How to get there: Drive. Public transportation in Le Langhe is nearly non-existent and only cars can reach the individual wineries. Alba, Lange’s main town, is 35 miles (60 kilometers) from Turin and 90 (150) from Milan. Car rentals in Turin start at about €26 a day. From Milan they start at €23.

Where to stay: Poggio del Farinetti, Via Farinetti 24/25, Diano d’Alba, 39-338-465-8012, 39-360-103-8686, www.poggiodelfarinetti.com, info@poggiodelfarinetti.com. Located just north of Alba in a quiet hilly village, this B&B has rooms with spectacular panoramic views of the surrounding vineyards and the town castle. It also has a swimming pool and good buffet breakfast. It may be the nicest place I’ve stayed in Italy. I paid €385 for three nights.

Where to eat: Trattoria del Centro, Via Alba Cortemilia, Ricca, 39-01-736-12707, www.trattoriadelcentro.com, 11:30 a.m.-3:30 p.m., 7-11 p.m. Wednesday-Monday, 11:30 a.m.-3:30 p.m. Tuesday. A Piedmont specialty is risotto, Italy’s creamy rice dish. This simple eatery on the outskirts of Diano d’Alba had a Risotto del Dolcetto made from wine from its own cantina three miles away. It was one of the best risottos I’ve ever had. Mains start at €9.

Il Ritrovo dei Golosi, Via Bartu 3, Diano d’Alba, 39-01-316-2896, Il Ritrovo Dei Golosi – Ristorante, 5 p.m.-midnight Tuesday-Friday, 11 a.m.-midnight Saturday-Sunday. Down a short dirt road, the airy restaurant specializes in rich Piedmont cuisine. I had agnolotti ripieni di gorgonzola e ricotta saltate al pesto di noci (small ravioli filled with gorgonzola and ricotta cheeses and sprinkled with pesto and walnuts). The Langhe Dragon, a blend of Chardonnay, Sauvignon Blanc and Riesling, was worth the trip alone.

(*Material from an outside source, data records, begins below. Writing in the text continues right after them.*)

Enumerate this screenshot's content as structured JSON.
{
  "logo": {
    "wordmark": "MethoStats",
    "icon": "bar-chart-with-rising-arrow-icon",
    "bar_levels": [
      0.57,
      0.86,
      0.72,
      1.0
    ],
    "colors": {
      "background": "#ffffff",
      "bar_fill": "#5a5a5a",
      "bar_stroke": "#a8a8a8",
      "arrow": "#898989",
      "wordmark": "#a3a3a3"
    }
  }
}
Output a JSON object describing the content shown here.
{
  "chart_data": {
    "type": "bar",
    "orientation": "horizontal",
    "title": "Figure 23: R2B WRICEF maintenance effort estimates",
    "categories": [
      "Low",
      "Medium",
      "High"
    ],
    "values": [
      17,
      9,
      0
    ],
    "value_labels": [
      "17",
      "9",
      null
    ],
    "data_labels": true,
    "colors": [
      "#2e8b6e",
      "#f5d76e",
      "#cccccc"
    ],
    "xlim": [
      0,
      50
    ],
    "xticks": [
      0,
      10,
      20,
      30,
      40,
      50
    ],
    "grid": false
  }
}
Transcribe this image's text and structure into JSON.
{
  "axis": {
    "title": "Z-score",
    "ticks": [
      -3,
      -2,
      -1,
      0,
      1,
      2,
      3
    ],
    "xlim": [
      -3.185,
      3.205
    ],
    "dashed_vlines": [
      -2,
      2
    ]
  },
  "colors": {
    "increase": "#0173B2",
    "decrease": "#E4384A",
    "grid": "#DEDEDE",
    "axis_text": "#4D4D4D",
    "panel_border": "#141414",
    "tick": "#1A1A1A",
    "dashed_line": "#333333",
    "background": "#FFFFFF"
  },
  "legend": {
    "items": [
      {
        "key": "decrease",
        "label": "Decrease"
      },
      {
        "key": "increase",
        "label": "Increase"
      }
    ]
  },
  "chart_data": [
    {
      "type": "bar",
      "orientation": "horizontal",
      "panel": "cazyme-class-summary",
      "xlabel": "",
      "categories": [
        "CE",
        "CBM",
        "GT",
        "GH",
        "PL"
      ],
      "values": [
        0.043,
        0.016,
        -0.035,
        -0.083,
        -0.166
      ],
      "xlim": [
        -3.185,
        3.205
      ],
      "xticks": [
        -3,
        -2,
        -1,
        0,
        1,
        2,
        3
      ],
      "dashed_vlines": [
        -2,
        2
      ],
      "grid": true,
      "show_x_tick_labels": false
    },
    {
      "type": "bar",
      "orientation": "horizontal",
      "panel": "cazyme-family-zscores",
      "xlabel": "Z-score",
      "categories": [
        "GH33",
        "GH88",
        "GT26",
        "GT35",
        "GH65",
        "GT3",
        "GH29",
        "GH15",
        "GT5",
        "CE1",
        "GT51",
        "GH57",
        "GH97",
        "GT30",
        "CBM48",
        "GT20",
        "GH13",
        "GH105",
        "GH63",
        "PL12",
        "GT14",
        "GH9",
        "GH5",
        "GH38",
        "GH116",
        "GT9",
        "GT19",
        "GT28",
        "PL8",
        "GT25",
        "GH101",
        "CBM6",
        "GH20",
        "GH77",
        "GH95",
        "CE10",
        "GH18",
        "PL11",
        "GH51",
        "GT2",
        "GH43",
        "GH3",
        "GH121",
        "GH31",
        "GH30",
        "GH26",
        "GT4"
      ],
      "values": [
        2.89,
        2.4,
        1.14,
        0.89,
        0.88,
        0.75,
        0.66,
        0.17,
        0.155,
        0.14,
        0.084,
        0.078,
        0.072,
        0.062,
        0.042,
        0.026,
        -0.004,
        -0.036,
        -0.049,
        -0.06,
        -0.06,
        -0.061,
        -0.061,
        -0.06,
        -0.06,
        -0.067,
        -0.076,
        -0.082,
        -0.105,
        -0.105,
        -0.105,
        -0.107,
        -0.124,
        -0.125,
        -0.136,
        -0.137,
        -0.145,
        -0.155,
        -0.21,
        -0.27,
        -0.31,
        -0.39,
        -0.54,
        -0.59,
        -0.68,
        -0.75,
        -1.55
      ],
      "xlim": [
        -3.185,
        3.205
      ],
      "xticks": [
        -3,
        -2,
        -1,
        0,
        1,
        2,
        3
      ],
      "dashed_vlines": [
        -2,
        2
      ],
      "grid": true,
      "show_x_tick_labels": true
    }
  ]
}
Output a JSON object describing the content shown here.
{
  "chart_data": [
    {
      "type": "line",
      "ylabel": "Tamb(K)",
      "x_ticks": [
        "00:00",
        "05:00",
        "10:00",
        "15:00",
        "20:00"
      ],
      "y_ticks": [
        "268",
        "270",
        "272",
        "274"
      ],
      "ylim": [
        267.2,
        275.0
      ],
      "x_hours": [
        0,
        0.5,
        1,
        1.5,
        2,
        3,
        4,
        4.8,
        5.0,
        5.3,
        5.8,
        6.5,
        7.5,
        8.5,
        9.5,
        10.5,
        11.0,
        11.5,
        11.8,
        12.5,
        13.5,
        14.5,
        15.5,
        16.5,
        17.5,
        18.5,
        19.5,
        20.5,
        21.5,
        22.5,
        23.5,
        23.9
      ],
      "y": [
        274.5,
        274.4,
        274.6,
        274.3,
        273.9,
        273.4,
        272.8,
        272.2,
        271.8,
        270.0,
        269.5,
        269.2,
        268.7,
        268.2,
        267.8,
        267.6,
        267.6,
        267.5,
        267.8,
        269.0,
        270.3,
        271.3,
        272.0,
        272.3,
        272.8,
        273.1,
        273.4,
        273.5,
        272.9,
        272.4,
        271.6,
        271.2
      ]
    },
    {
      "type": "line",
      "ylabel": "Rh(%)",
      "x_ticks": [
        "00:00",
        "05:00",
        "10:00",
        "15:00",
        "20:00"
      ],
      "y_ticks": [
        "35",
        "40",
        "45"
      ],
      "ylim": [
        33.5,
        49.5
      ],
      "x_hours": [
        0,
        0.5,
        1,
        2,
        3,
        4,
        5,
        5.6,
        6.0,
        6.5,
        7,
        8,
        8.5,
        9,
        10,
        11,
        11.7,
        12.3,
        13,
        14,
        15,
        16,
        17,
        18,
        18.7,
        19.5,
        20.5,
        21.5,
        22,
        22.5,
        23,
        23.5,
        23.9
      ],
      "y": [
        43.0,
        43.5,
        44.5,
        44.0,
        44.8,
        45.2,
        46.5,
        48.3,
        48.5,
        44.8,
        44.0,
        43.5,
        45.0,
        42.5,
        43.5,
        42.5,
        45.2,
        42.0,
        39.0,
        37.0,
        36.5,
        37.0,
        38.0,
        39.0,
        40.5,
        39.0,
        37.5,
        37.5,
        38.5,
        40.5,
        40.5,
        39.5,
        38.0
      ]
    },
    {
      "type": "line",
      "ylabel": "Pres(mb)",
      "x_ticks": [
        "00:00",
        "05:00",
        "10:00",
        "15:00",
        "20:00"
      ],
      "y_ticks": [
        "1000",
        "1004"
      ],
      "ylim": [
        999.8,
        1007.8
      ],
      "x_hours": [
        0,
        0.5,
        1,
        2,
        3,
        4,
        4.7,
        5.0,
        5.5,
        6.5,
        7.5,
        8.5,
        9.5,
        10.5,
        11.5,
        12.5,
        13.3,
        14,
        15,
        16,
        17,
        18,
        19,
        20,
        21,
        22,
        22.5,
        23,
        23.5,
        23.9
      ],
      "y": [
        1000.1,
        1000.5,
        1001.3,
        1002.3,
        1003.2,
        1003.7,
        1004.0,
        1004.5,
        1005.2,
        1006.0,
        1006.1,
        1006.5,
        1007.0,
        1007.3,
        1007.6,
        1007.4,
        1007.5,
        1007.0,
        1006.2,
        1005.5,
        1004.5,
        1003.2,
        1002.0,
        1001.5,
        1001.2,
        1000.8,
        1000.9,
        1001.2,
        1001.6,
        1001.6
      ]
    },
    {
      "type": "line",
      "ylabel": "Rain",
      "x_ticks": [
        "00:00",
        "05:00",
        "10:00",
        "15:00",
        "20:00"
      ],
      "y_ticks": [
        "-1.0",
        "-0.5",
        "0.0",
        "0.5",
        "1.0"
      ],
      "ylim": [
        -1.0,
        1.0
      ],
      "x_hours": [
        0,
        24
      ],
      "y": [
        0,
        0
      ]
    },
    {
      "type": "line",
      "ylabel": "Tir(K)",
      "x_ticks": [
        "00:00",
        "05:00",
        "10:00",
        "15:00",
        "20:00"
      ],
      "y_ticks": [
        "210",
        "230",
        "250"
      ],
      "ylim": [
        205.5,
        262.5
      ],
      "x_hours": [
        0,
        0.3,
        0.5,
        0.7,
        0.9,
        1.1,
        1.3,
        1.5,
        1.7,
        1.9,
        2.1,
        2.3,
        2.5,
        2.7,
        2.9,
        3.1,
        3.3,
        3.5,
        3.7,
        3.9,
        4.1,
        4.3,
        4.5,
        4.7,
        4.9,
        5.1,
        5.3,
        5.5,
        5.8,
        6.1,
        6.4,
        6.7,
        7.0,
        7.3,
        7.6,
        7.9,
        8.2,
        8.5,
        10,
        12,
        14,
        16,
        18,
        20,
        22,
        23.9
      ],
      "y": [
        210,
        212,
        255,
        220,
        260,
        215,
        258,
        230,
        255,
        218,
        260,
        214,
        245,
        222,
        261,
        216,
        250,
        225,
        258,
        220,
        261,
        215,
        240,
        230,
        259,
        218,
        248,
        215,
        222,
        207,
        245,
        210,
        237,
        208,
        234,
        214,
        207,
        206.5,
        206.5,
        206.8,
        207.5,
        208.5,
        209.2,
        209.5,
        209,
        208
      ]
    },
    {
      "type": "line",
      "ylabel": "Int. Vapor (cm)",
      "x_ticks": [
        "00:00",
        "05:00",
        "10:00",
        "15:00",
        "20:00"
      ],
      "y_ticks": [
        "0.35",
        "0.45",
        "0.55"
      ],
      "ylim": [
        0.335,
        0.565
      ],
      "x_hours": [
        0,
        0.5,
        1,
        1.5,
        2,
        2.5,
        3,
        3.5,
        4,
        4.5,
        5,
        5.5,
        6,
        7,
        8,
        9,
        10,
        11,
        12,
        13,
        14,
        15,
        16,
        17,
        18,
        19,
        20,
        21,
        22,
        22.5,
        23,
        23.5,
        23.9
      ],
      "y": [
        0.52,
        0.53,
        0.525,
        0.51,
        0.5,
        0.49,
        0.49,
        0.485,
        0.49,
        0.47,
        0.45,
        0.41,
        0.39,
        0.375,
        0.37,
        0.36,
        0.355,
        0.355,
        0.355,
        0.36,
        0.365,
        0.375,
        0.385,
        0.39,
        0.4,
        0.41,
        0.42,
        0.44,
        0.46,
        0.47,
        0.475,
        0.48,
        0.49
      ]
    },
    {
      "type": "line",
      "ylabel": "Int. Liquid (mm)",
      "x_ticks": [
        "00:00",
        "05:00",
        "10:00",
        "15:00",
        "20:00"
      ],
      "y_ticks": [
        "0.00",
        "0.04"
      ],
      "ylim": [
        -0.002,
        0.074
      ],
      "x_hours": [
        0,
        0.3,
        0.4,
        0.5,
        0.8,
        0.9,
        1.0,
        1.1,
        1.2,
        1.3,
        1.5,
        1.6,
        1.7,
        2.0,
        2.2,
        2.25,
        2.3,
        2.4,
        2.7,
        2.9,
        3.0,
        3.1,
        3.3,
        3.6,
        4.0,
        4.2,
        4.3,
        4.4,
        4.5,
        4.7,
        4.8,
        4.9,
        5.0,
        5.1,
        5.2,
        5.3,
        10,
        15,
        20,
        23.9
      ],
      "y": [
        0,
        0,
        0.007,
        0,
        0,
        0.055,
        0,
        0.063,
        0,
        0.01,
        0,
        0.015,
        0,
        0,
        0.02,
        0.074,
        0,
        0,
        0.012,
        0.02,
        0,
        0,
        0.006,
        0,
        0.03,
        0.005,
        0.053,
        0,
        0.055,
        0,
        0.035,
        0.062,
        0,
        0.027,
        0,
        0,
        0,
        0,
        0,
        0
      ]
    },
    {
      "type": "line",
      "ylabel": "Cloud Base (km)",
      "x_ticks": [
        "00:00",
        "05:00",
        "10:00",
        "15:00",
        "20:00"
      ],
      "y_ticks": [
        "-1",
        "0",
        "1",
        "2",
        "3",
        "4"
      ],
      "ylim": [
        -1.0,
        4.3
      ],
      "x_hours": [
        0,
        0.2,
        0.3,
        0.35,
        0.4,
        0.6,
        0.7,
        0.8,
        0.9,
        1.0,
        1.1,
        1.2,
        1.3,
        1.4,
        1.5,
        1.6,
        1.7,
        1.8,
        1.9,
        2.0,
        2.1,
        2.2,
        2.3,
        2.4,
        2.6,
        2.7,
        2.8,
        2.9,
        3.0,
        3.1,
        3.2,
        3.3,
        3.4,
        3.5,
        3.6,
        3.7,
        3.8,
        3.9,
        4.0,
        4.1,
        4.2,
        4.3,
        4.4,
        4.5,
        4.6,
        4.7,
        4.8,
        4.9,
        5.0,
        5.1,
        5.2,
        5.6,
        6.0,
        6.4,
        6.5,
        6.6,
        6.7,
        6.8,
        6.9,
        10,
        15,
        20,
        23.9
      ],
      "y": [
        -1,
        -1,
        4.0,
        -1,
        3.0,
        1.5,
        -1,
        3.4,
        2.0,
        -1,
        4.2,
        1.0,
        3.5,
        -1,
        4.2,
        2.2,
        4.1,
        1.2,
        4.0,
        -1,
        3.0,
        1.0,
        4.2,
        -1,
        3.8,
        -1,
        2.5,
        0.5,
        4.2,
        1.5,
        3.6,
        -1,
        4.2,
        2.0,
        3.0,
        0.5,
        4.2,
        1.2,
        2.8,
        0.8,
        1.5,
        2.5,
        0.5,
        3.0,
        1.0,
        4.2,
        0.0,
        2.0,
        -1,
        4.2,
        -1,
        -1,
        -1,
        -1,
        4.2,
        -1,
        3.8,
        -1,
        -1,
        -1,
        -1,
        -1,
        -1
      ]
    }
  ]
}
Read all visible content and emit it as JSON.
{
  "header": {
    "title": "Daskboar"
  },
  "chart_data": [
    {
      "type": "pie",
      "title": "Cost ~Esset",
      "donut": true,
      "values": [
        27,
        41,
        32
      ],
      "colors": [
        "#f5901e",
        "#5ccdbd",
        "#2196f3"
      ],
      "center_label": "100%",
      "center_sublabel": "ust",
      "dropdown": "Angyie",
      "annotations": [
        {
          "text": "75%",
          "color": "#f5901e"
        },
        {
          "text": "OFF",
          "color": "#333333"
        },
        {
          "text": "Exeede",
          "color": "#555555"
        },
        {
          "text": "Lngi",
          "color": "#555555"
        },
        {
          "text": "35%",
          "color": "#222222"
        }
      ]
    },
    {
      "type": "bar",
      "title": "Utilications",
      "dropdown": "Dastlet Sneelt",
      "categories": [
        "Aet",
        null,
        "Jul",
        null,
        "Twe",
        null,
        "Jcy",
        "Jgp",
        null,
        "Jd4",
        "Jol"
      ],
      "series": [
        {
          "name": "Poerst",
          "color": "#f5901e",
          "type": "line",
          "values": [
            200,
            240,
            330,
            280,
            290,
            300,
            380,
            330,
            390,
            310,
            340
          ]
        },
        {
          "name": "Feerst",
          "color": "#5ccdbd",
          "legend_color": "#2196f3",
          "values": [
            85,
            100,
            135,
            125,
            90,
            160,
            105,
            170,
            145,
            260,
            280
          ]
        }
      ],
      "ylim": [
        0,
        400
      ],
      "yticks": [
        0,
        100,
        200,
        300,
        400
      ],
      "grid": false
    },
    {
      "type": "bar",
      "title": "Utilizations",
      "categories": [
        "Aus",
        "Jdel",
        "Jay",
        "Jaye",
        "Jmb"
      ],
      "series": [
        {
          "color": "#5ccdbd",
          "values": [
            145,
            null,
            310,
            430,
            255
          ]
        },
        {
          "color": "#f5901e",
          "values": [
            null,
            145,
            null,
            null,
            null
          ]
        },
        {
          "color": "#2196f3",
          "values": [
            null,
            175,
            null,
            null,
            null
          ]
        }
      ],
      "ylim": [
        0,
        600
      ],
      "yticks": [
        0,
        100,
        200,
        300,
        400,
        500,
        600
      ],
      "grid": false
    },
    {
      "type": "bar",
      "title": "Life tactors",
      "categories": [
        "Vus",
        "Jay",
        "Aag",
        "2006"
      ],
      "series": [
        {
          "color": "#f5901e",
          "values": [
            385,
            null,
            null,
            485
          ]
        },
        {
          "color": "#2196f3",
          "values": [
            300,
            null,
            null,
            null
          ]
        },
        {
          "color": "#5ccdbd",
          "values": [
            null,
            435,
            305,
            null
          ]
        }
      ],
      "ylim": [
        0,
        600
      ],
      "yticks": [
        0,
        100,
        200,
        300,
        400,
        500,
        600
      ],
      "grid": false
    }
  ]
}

Bricco delle Viole, Via San Pietro 4, Barolo, 392-468-2169, noon-2 p.m., 7-10 p.m. Tuesday-Sunday. Sporting a giant wine barrel and corner walls made of old wine boxes, this artsy, 3-year-old restaurant adds an elegant twist to Piedmont cuisine. I had the ravioli del plin, agnoletti filled with meat and vegetables for €17. Marco, the friendly waiter, emptied a bottle of Barolo in my €10 glass and gave me a tour of the wine storage room in back.

Where to drink: La Terrazza, Via Vittorio Emanuele 9, Castiglione Falletto, 39-01-736-2909, www.laterrazzadirenza.it, renza@lattarrzadirenza.it, 10 a.m.-6 p.m. Besides drinking at wineries, one of the best views in Le Langhe is this wine bar high atop a hill. Choose local wine by the glass or bottle and eat traditional appetizers from the Piedmont region.

When to go: September and October. August is too hot and crowded. Global warming has moved the harvest season from mid-October to September and sometimes August. In September you’ll see vines full of grapes. Temperatures during our week in mid-October were perfect: sunny with lows in the 50s and highs in the high 60s. Also, go during the week. Weekends at high season can be crowded. Call ahead to confirm the tasting rooms have space.

For more information: Langhe Tourist Office, Piazza Risorgimento 2, Alba, 39-01-733-62562, Langhe Experience – Your Official Local Travel Advisor (langhe-experience.it), 9 a.m.-6 p.m. Monday-Friday, 9:30 a.m.-6:30 p.m. Saturday-Sunday.